Причал был оцеплен взводом военной полиции, усиленным пехотинцами. Они пропускали только подразделения, назначенные для погрузки и указанные в списке, а всех прочих, в том числе гражданских, которых здесь толпилось несколько сотен, безжалостно отгоняли от пристани. А вот роту "Си", наоборот, заставили поторопиться на посадку.
— Ральф, — крикнул Вэнс на бегу, — я тебя не спросил, где твой отец. Но если он на острове, то еще не поздно передать ему весточку.
— Он в Австралии, — откликнулся парнишка. — Ему предложили работу в Дарвине, а мы должны были переехать, когда он там устроится.
— Жаль, были бы сейчас в безопасности.
Тим кивнул ближайшим солдатам, чтобы они взяли на руки девочек, сам взял под локоть их мать, и прокричал полицейским:
— Семья военнослужащего! Жена и дети офицера!

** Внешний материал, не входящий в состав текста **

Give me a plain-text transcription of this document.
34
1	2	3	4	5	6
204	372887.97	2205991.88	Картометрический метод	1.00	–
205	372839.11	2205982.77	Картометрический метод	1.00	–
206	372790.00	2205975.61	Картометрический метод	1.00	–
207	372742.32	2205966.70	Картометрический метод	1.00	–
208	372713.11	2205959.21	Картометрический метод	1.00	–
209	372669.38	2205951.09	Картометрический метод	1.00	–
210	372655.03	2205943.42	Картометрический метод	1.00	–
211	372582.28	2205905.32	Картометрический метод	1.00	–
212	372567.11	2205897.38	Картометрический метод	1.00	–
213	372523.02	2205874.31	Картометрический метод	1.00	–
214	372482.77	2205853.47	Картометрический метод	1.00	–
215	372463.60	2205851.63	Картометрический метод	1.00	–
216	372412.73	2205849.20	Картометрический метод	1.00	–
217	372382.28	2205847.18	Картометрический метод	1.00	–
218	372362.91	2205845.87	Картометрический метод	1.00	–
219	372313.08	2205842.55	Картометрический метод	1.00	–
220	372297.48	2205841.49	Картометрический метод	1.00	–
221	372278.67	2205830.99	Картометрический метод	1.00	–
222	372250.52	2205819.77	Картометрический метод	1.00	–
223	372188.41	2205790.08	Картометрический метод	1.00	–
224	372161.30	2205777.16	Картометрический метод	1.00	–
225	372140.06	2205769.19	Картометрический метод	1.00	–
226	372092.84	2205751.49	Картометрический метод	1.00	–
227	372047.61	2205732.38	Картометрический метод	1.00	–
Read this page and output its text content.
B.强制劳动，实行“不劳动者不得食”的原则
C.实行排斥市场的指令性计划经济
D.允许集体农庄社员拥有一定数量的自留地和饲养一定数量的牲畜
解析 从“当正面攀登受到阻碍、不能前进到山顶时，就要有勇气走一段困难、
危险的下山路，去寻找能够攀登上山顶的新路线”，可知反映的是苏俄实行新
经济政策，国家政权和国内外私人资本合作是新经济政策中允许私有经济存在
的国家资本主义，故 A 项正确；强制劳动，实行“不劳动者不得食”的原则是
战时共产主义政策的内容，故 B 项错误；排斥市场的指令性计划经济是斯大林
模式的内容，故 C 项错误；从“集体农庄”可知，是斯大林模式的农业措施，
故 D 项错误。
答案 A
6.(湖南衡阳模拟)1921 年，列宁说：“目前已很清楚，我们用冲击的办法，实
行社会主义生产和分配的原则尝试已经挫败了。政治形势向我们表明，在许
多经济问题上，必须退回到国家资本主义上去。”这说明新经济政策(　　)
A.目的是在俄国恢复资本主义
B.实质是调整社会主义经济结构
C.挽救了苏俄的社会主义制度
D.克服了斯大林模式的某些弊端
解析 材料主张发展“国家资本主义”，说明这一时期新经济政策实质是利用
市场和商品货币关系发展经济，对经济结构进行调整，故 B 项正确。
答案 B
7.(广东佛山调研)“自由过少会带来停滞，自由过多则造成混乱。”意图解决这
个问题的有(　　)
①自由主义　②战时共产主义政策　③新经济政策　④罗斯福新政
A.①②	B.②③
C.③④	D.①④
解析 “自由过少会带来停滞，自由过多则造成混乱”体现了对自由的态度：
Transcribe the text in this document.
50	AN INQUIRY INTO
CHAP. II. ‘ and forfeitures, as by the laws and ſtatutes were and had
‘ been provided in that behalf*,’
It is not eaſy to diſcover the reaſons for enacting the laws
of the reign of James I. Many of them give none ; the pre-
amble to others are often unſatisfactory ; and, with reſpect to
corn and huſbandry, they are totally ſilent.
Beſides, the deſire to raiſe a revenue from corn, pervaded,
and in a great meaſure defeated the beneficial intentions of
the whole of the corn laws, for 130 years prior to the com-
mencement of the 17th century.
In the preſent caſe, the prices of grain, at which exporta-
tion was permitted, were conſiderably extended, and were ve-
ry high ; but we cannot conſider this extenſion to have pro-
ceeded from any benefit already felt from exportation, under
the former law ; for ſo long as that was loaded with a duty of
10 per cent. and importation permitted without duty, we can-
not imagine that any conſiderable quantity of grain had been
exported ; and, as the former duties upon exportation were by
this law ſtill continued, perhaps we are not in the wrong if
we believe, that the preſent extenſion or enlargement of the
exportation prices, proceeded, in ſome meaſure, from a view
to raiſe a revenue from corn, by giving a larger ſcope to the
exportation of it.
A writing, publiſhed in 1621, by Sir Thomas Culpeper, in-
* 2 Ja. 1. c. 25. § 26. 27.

Тим уже знал по опыту, что когда на судно набивается уйма народу, самое комфортабельное место находится на верхней палубе. Здесь, по крайней мере, можно дышать свежим воздухом. Правда, ротный сержант Берк сперва вознамерился загнать все подразделение в трюм. Но, заглянув в тесные проходы боевого корабля, население которого должно сегодня вырасти почти в три раза, он уступил эту честь другим ротам.
Едва последний батальонный клерк вскарабкался по сетке на борт, эсминец Хенли, послуживший сегодня транспортом для первого батальона, поднял якорь и быстро набрал ход, торопясь до зари уйти подальше от берега.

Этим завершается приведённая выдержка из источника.